Although communication equipment now communicates via a network of optical fibers, which can be very extensive and cover a city or a country, and can include intercontinental transmission, and carries pulses of light generally obtained from a coherent light emitter (laser), it remains the case that the communication equipment itself is still essentially based on electrical technologies and the peripheral circuits that constitute the equipment must be capable of being interfaced efficiently and at low cost to the devices sending and receiving light signals interfaced to the optical fibers.
In its simplest form, binary signals conveying the information bits referred to above are simply transmitted by modulating at two levels the light emitter, usually a laser. Thus the optical signal is generated at two power levels and the laser is switched from a level at which it emits a sufficient quantity of light to be received by the optical receiver situated at the other end of the fiber to a level at which it does not emit any or much light, in which state it must be considered to be turned off.
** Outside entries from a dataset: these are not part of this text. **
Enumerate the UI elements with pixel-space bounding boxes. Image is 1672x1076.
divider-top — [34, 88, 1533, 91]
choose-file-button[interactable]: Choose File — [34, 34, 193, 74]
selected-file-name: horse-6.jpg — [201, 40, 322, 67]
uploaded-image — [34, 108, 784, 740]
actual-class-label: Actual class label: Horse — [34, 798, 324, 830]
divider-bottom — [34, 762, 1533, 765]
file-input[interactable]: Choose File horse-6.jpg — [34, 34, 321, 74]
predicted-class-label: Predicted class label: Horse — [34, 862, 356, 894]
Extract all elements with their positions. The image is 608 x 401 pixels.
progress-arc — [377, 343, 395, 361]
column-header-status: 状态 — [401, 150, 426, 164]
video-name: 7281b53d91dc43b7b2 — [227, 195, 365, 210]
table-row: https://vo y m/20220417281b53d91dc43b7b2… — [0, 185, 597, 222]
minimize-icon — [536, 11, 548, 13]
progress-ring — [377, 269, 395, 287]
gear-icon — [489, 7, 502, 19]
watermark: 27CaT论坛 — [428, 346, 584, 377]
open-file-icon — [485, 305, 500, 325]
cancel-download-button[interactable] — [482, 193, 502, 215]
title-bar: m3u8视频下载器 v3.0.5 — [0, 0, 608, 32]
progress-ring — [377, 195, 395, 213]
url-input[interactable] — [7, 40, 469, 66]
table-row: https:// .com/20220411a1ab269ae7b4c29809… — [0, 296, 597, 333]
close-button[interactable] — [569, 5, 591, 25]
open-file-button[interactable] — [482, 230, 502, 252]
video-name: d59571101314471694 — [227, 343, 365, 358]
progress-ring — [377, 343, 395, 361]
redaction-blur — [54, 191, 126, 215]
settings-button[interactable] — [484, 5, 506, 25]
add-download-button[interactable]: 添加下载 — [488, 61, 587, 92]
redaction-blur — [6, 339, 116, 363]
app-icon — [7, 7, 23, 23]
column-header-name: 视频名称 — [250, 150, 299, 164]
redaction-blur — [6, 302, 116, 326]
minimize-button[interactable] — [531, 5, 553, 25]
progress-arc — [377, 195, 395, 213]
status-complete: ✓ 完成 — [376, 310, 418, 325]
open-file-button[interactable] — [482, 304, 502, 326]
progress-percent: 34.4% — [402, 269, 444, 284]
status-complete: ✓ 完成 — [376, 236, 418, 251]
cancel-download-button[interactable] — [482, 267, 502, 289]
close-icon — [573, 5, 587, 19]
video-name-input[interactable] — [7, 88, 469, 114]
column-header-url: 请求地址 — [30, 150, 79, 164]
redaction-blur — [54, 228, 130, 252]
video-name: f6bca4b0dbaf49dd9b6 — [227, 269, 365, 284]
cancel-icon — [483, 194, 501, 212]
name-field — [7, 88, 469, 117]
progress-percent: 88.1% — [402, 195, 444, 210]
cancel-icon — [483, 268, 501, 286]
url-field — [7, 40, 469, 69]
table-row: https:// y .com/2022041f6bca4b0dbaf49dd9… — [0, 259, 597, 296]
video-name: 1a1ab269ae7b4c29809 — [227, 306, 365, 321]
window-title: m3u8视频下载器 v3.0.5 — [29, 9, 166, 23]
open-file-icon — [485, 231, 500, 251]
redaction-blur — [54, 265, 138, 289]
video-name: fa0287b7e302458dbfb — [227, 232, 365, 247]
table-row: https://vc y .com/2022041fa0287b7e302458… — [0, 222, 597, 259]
The receiver is thus in a position to discriminate the two levels corresponding to an information bit (a ‘1’ generally corresponding to the state in which the laser is emitting light, although the opposite convention is obviously equally feasible). If the emitter continues to emit between two consecutive ‘1’ and returns to the off state only to transmit a ‘0’, the modulation mode is known as non return to zero (NRZ) modulation. It is cheap and well suited to the mode of operation of lasers, which are turned on or off to transmit each bit of information.
It is extremely difficult, however, to create transistors with light beams. There exist several approaches to develop optical transistors, most of which are based on nonlinear optical effects or local plasma effects. Even through these approaches offer very fast operation, they have not been widely applied because special materials and very high light energies are required.
Most of efforts on developing optical transistors are concentrated on utilizing nonlinear optical effects or local plasmon effects. For example, one of invented optical transistor is based on cross-phase-modulation (XPM) induced polarization change from the third-order nonlinear susceptibility χ3 in optical materials. Another research performed by a Japanese group utilizes local plasmon, which are waves of electrons on the surface of a metal, store energy. Even though they can offer extremely fast speed to perform optical logic operation or signal amplification, these technologies have not been widely applied. One of the major reasons is limited material choice such as high nonlinear optical materials. Another drawback is high threshold, which severely restricts application areas. Moreover, many existing optical transistor technologies do not have flexibility, which can be used for many purposes. Furthermore, it is difficult for some of them to be integrated into current manufacture processes. Finally, some technologies cannot be used to build optical transistor arrays.
Therefore, a need exists for an improved optical transistor technology capable of overcoming the aforementioned limitations.